GDRs are most commonly listed on the London Stock Exchange and the Luxembourg Stock Exchange, giving issuers access to a deep pool of international institutional investors.
GDRs and Indian companies
For Indian companies, GDRs have been a long-standing route to tap global capital. Firms such as Tata Steel, Tata Power and Larsen & Toubro have issued GDRs listed in London and Luxembourg, broadening their investor base beyond the NSE and BSE.

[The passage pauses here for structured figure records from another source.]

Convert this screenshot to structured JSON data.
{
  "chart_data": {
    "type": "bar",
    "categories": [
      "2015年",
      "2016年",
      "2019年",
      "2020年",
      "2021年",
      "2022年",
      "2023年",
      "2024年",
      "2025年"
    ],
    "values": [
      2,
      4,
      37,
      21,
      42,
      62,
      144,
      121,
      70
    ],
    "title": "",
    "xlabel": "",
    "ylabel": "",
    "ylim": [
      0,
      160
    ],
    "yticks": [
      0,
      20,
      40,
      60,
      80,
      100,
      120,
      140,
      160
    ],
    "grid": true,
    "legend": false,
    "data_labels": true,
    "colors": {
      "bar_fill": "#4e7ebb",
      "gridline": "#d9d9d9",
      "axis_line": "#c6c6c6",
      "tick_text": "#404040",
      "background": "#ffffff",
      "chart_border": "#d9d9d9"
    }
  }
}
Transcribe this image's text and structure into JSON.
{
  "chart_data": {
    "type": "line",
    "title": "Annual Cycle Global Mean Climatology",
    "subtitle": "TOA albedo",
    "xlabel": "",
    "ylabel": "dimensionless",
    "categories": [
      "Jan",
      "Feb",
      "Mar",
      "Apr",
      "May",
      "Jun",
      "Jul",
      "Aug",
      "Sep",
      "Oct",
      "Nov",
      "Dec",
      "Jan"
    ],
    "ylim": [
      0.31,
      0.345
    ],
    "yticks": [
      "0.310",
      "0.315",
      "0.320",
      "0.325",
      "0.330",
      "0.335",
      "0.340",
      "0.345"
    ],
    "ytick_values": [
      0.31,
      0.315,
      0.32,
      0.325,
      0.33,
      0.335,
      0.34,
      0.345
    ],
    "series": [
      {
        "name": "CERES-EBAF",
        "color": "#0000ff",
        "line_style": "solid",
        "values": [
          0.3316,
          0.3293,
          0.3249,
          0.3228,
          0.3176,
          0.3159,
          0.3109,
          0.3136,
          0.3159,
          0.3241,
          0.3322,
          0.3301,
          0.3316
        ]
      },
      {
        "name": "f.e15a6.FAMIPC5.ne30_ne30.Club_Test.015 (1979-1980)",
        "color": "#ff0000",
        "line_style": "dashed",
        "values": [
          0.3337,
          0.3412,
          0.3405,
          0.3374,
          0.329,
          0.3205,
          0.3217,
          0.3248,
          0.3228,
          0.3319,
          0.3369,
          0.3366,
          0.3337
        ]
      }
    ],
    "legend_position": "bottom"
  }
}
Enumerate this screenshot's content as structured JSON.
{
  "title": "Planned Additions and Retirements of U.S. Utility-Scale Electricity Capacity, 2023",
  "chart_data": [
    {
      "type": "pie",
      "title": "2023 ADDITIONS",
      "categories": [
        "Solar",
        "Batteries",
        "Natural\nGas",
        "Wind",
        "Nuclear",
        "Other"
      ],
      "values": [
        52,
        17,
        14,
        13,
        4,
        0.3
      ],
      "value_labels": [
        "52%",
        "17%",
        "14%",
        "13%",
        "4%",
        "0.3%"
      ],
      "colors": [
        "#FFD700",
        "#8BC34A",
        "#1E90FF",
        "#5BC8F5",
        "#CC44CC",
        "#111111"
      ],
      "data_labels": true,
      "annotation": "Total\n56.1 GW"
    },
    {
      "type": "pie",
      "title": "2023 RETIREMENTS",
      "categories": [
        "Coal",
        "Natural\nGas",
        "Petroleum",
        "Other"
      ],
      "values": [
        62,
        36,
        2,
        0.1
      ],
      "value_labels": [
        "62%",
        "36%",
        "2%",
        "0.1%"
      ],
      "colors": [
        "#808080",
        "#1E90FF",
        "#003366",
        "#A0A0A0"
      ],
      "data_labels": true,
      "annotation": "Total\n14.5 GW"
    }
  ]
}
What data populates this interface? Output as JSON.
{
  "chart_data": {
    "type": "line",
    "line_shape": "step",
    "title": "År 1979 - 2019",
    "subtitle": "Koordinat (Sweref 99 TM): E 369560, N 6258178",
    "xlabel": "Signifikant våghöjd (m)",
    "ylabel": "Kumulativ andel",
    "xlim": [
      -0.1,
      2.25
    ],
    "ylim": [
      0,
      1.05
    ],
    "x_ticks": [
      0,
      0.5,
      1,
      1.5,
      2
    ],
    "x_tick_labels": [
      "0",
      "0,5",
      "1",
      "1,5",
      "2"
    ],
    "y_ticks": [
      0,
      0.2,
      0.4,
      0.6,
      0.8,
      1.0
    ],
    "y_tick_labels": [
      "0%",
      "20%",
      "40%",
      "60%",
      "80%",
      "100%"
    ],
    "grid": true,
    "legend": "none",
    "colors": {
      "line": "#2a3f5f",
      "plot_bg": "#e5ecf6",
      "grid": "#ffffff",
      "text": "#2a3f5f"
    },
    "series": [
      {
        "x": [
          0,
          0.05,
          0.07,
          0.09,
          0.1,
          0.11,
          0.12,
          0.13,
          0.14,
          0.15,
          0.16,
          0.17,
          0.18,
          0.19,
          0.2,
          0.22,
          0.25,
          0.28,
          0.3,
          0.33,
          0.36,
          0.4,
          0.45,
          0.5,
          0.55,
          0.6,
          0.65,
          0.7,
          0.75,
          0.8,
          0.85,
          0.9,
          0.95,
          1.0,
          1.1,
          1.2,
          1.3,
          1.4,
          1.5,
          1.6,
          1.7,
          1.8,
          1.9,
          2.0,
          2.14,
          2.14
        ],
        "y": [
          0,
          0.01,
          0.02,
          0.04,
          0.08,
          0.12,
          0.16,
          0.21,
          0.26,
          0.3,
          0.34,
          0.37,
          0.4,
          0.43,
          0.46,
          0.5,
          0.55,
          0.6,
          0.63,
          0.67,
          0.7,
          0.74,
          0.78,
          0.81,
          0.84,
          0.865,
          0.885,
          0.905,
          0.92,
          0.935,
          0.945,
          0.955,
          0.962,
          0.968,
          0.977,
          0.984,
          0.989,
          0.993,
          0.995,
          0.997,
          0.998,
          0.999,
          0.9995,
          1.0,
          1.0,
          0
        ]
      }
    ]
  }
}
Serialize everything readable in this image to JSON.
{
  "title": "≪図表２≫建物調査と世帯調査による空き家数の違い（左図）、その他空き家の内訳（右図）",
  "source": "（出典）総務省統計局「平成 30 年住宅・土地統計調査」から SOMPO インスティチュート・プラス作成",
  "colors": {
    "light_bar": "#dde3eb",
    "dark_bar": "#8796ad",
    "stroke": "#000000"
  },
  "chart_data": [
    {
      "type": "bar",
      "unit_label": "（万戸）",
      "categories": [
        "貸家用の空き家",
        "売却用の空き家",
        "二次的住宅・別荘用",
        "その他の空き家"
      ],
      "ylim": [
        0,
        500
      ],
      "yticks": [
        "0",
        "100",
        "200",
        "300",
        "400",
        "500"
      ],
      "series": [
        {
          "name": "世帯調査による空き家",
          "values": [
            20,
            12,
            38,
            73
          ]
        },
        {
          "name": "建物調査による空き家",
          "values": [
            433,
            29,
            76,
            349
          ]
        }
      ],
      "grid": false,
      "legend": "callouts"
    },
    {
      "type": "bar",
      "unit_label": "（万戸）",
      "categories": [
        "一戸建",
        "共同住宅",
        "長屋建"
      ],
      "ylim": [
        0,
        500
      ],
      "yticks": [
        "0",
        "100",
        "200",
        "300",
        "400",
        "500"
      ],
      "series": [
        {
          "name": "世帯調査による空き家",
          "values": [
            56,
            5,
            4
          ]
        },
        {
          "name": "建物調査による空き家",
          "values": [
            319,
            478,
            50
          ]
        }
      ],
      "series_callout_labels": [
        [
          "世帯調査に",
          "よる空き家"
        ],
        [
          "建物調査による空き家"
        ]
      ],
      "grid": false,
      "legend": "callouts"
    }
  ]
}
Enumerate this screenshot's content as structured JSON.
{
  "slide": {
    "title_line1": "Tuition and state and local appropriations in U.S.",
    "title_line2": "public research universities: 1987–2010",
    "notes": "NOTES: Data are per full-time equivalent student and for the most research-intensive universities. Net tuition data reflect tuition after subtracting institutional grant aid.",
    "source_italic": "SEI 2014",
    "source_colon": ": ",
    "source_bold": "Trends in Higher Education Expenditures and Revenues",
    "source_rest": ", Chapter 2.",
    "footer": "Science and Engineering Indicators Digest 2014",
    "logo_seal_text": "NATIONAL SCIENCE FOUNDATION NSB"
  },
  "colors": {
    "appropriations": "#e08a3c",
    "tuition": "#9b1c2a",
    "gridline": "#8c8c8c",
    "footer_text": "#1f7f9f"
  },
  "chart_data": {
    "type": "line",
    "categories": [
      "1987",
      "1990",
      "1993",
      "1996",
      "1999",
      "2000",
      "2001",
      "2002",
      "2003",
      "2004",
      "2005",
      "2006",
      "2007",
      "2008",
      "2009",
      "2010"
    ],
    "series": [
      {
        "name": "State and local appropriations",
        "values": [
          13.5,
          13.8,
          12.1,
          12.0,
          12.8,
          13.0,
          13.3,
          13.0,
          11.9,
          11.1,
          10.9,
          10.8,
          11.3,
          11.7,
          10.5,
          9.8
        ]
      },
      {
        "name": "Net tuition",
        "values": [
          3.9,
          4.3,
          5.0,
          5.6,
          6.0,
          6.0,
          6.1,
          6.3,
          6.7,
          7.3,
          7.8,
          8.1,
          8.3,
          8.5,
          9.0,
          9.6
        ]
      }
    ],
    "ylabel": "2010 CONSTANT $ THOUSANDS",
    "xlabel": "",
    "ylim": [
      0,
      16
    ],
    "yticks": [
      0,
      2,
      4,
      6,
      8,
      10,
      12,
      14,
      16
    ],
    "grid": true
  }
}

The key contrast is with the American Depositary Receipt (ADR). ADRs trade on US exchanges and face the stringent disclosure rules of the US Securities and Exchange Commission; well-known examples include Infosys and Wipro. GDRs, by design, trade outside the US, typically on European exchanges, with comparatively lighter requirements, and tend to attract institutional rather than retail buyers.
Why they matter
For the issuing company, a GDR diversifies funding sources, raises international visibility and can fetch better pricing by reaching investors who might not otherwise buy directly on Indian exchanges. It also provides foreign currency, useful for companies with overseas operations or debt.
For investors, a GDR offers exposure to a foreign company through a familiar local exchange and currency, sidestepping the friction of opening accounts in the company's home market. The trade-off is that GDR prices can diverge from the underlying domestic shares, and liquidity is sometimes thinner. Still, for global investors seeking access to Indian corporate growth, GDRs remain a practical bridge between markets.
Plain-English explainer from The Dispatch Investors Encyclopedia. General information, not financial advice.